She represents Australian Hip Hop to the core, with a career and passion that spans beyond measure. She has performed, shared, taught, studied and worked-shopped her love of Hip Hop and its culture to Sydney’s youth for over two decades and is a respected pillar of knowledge and undoubtedly one of the illest round the way female rappers this country has produced. Thelma Thomas aka MC Trey, a name synonymous within the Australian hip hop community for spitting the truth, rapping with a cause and always being there for those that need her message the most.
I remember when my Hip Hop journey started and I was becoming familiar with the who’s who in the industry I would one day chronicle and MC Trey has always been a solidified feature in our industry. She has carried her own solo career spans across nearly 2 decades performing alongside our communities realest artists and DJ’s, carving a niche for herself in the organic hip hop scene. Trey also found great success when joining forces with long-time friends and artist’s Maya Jupiter and DJ Nick Toth for their collaborative effort “Foreign Heights”, a Hip Hop trio representing Australia on an international scale. The outfit went on to release a successful album and subsequent singles which found their way to favourable position on the ARIA charts, enlisting a slew of nominations along the way.
These days, life is at an even keel for community arts activist Trey, as she continues creating and immersing herself in making music with a message and has just completed a track highlight the plight of domestic violence called “The Light” featuring 26th Letter of Soul Benefits and MC Jae Tee as well as creating an EP and of course her tireless efforts with youth and community. MC Trey’s voice and presence is a formidable force in the Australian Hip Hop community and garners immense love and respect from fans old and new. This conversation is a testament to Trey’s focus, passion and overall love of this game and pays respect to one of the original female rappers in Sydney!
Such a pleasure to finally get a chance to talk to you Trey …..How has life been treated you how late?
Thanks for the opportunity and apologies for my delayed response…… Life is good. Juggling many facets of life. Keeping busy and enjoying what I do. Music, youth empowerment projects and spending time with my family.
Most of the old school urban community in Australia is really familiar with whom MC Trey is and the extraordinary work you have done with Hip Hop and youth mentoring and guidance over the years ….. How would you best describe the ethos of MC Trey and why you do what you do?
Participating in hip hop culture has given me so much – confidence, self-empowerment, knowledge, networks, critical thinking, etc. When I was younger, I never knew that hip hop would have such a profound effect on me. Music has always been a part of my life – you know r&b, island music, reggae, gospel music, pop music – but hip hop – that really made an impact on me and it’s important for me to pass on the awareness of these opportunities to the next generation.
Your thoughts on the roles of the females in Hip Hop today and how that role has changed over the years from when you first started in this game to now?
Well if we talking about Australia, you know women were there from the beginning both behind the scenes and front of house on stage.
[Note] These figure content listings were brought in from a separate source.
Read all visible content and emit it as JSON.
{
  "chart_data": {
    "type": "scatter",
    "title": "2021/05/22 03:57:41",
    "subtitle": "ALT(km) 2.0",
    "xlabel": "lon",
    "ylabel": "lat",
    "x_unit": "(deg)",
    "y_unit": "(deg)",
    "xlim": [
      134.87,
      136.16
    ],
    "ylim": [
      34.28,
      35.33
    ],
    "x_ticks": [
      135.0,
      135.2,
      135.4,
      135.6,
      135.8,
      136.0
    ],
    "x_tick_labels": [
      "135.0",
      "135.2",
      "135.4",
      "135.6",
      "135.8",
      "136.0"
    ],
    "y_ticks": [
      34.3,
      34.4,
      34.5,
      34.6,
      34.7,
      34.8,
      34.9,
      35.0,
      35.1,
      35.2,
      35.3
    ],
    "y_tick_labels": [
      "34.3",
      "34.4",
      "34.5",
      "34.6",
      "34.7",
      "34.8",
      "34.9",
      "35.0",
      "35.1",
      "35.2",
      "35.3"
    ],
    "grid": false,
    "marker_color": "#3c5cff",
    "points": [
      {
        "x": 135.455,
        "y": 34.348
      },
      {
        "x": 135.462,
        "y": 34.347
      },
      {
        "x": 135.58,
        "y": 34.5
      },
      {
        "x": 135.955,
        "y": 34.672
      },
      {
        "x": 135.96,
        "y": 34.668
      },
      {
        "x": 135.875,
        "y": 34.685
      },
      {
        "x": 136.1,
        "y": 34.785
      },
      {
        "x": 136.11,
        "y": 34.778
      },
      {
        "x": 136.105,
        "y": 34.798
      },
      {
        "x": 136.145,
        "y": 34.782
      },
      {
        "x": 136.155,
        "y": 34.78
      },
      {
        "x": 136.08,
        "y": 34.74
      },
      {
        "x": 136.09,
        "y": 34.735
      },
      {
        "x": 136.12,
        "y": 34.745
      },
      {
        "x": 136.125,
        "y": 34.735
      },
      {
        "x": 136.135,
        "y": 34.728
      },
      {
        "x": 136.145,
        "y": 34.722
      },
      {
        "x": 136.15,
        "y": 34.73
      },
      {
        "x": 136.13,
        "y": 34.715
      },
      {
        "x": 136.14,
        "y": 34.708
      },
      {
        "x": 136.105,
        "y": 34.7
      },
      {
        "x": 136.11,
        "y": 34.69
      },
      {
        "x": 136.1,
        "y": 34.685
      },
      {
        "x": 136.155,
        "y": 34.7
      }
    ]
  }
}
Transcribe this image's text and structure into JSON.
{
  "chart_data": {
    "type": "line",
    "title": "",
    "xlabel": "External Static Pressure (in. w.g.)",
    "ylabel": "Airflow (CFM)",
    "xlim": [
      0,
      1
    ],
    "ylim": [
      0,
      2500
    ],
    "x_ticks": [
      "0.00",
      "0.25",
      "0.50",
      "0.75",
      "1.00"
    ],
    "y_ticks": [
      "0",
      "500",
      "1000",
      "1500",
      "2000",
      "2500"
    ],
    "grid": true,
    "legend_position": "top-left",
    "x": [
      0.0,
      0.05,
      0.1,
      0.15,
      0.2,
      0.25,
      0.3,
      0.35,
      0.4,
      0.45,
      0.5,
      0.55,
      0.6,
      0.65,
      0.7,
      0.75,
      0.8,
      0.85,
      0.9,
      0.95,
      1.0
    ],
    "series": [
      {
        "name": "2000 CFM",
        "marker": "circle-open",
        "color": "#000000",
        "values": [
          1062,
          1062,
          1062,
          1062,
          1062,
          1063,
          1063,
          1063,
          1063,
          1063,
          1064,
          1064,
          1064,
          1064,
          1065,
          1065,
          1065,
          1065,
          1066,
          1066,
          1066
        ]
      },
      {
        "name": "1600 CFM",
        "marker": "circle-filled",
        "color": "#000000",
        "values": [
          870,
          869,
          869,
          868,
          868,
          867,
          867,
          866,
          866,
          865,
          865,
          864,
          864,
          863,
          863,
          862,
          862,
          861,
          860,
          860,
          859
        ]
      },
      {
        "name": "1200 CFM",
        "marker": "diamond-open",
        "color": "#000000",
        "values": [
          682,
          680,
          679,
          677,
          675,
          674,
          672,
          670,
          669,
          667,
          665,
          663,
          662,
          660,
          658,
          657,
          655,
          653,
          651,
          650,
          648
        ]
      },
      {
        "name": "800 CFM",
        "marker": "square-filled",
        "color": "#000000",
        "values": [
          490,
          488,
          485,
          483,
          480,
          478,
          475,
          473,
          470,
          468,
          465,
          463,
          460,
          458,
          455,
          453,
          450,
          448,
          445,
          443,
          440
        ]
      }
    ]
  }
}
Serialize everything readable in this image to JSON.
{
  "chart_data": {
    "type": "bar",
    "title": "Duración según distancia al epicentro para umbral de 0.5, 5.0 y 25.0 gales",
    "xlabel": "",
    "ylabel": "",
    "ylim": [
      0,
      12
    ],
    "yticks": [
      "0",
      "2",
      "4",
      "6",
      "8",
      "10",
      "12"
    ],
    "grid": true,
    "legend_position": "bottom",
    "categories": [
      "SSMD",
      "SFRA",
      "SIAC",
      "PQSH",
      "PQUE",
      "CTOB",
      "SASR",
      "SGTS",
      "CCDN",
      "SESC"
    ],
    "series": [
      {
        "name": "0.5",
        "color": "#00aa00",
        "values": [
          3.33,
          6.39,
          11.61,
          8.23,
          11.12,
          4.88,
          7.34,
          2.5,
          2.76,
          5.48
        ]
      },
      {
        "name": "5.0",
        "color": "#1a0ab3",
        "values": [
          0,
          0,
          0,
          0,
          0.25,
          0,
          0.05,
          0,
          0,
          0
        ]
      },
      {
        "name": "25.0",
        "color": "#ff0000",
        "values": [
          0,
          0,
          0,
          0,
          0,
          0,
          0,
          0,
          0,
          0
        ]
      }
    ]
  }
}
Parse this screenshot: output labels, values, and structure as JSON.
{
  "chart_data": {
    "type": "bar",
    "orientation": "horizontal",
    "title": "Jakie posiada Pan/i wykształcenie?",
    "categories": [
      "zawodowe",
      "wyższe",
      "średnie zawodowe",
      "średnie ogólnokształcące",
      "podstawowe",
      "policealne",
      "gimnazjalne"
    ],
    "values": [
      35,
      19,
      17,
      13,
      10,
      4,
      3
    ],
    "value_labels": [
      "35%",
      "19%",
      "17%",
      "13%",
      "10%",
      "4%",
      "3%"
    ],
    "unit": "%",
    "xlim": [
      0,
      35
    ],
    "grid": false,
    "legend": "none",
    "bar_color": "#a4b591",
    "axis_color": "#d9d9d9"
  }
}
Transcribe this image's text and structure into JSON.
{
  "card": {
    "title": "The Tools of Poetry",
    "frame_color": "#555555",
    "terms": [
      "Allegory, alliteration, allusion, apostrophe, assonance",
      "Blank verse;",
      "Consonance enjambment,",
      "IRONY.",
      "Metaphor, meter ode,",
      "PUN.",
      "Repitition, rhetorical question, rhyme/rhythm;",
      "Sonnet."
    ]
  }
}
These days I find that there are a lot more female MCs and promoters, DJs and business woman. It’s awesome. I just wish had more female artists like Lauryn Hill today you know. Skill, style and knowledge.
What do you love about Hip Hop and its message?
For me, Hip Hop culture is essentially about utilising whatever resources you have to better yourself. That is the message that I got. In terms of its message – it can be whatever you want it to be – that is the beauty of it. I love that anyone can partake – no matter who you are, where you form or what you do. If you down to participate or watch, it’s all good. It’s a powerful culture which can unite many. It can also be a powerful platform to voice issues.
Have you been creating any new music and what projects are you currently involved in?
I released a single called ‘Light’ feat The 26th Letter (Soul Benefits) and MC Jae Tee highlight domestic violence. Currently working on an EP as well. We also made a video, it’s been while but felt good to start and complete a track and a video (shout out to Tania Safi).
What are your thoughts on the perception of Aussie Hip Hop to the rest of the world and why?
I think that we are so geographically isolated from the rest of the world – I don’t think the rest of the world are too concerned about what’s happens in Australia. Having said that though we have an opportunity to provide authentic Australian hip hop. We are such a diverse community and our music is starting to reflect that. That is what we have to offer the world. Indigenous hip – hop too cannot be made anywhere else but here. I reckon we need to push that, but also we all have amazing experiences and stories that can be shared with the world.
What do you think are the ingredients to that make a great MC?
Freestyle ability – unique delivery – diverse topic matter – with punch lines that shatter.
Your current playlist of tracks you are listening to at the moment?
Listening to instrumentals to write to.
Your motto in life?
If you want something – go get it, don’t wait for it to be handed to you. Use your time wisely – you won’t get it back. Invest your time wisely.